Efeito neuroprotetor de uma proteína isolada de sementes de Morinda citrifolia (noni) na neuropatia sensitiva periférica induzida por oxaliplatina em camundongos

Detalhes bibliográficos
Ano de defesa: 2023
Autor(a) principal: Césario, Francisco Rafael Alves Santana
Orientador(a): Não Informado pela instituição
Banca de defesa: Não Informado pela instituição
Tipo de documento: Tese
Tipo de acesso: Acesso aberto
Idioma: por
Instituição de defesa: Não Informado pela instituição
Programa de Pós-Graduação: Não Informado pela instituição
Departamento: Não Informado pela instituição
País: Não Informado pela instituição
Palavras-chave em Português:
Link de acesso: http://www.repositorio.ufc.br/handle/riufc/71393
Resumo: The antineoplastic oxaliplatin has a neurotoxic effect a clinical condition called peripheral sensory neuropathy, in which it causes nociceptive, inflammatory, oxidative and morphological changes in nerve cells and compromises the quality of life of patients. McLTP1, a protein isolated from Morinda citrifolia (noni) seeds, from previous studies, has been shown to have an antinociceptive, anti-inflammatory and antioxidant effect in preclinical studies. Therefore, this study sought to investigate the effect of McLTP1 seeds on oxaliplatin-induced PSN in mice. PSN was induced with oxaliplatin injections (2 mg/kg, i.v., 2x/weeks, in total 9 injections) for 28 days in Swiss mice (male, 25-30g). The action of McLTP1 (1, 2 e 4 mg/kg and 4 mg/kg daily) was evaluated, up to the 28th or 56th day (1x/week), through tests of mechanical hyperalgesia (Von Frey test), cold thermal allodynia (acetone test), TRPA1 or TRPM8 involvement, behavioral and motor (Rota rod and Open field test), histology (sciatic nerve), immunofluorescence (c-Fos, ATF-3 and nitrotyrosine), antioxidant (GSH and MDA) in spinal cord or dorsal root ganglion (DRG) and leucometry (count lymphocytes and neutrophils). The results showed that oxaliplatin increased mechanical and thermal nociception, with involvement of TRPA1 and TRPM8, decreased exploratory behavioral activity, promoted nerve tissue damage with leukocyte migration in sciatic nerves, increased the expression of c-Fos, ATF-3 and nitrotyrosine in the spinal cord or DRG, decreased GSH and increased MDA levels in spinal cord and sciatic nerve, and decreased the number of lymphocytes and neutrophils.
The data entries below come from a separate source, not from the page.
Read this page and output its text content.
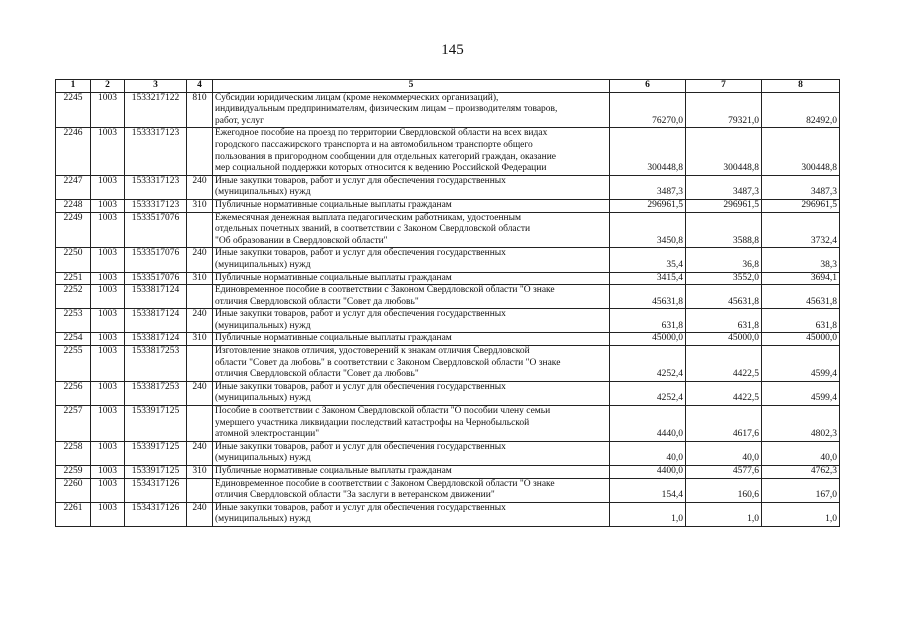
145
1	2	3	4	5	6	7	8
2245	1003	1533217122	810	Субсидии юридическим лицам (кроме некоммерческих организаций),
индивидуальным предпринимателям, физическим лицам – производителям товаров,
работ, услуг	76270,0	79321,0	82492,0
2246	1003	1533317123		Ежегодное пособие на проезд по территории Свердловской области на всех видах
городского пассажирского транспорта и на автомобильном транспорте общего
пользования в пригородном сообщении для отдельных категорий граждан, оказание
мер социальной поддержки которых относится к ведению Российской Федерации	300448,8	300448,8	300448,8
2247	1003	1533317123	240	Иные закупки товаров, работ и услуг для обеспечения государственных
(муниципальных) нужд	3487,3	3487,3	3487,3
2248	1003	1533317123	310	Публичные нормативные социальные выплаты гражданам	296961,5	296961,5	296961,5
2249	1003	1533517076		Ежемесячная денежная выплата педагогическим работникам, удостоенным
отдельных почетных званий, в соответствии с Законом Свердловской области
"Об образовании в Свердловской области"	3450,8	3588,8	3732,4
2250	1003	1533517076	240	Иные закупки товаров, работ и услуг для обеспечения государственных
(муниципальных) нужд	35,4	36,8	38,3
2251	1003	1533517076	310	Публичные нормативные социальные выплаты гражданам	3415,4	3552,0	3694,1
2252	1003	1533817124		Единовременное пособие в соответствии с Законом Свердловской области "О знаке
отличия Свердловской области "Совет да любовь"	45631,8	45631,8	45631,8
2253	1003	1533817124	240	Иные закупки товаров, работ и услуг для обеспечения государственных
(муниципальных) нужд	631,8	631,8	631,8
2254	1003	1533817124	310	Публичные нормативные социальные выплаты гражданам	45000,0	45000,0	45000,0
2255	1003	1533817253		Изготовление знаков отличия, удостоверений к знакам отличия Свердловской
области "Совет да любовь" в соответствии с Законом Свердловской области "О знаке
отличия Свердловской области "Совет да любовь"	4252,4	4422,5	4599,4
2256	1003	1533817253	240	Иные закупки товаров, работ и услуг для обеспечения государственных
(муниципальных) нужд	4252,4	4422,5	4599,4
2257	1003	1533917125		Пособие в соответствии с Законом Свердловской области "О пособии члену семьи
умершего участника ликвидации последствий катастрофы на Чернобыльской
атомной электростанции"	4440,0	4617,6	4802,3
2258	1003	1533917125	240	Иные закупки товаров, работ и услуг для обеспечения государственных
(муниципальных) нужд	40,0	40,0	40,0
2259	1003	1533917125	310	Публичные нормативные социальные выплаты гражданам	4400,0	4577,6	4762,3
2260	1003	1534317126		Единовременное пособие в соответствии с Законом Свердловской области "О знаке
отличия Свердловской области "За заслуги в ветеранском движении"	154,4	160,6	167,0
2261	1003	1534317126	240	Иные закупки товаров, работ и услуг для обеспечения государственных
(муниципальных) нужд	1,0	1,0	1,0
McLTP1 (4 mg/kg, daily), decreased significantly mechanical and thermal nociception, involved TRPM8, but not TRPA1, did not reverse the reduced exploratory behavioral activity caused by oxaliplatin, decreased nerve tissue damage and leukocyte migration in sciatic nerves, decreased the expression of c-Fos, ATF-3 and nitrotyrosin in the spinal cord or DRG, increased GSH and decreased MDA levels in the sciatic nerve or spinal cord, and prevented the decrease of lymphocytes and neutrophils. It is concluded, therefore, that McLTP1 may exert a neuroprotective role on oxaliplatin-induced PSN, having the participation of the antinociceptive activity, antioxidant and proliferative in leukocytes activity.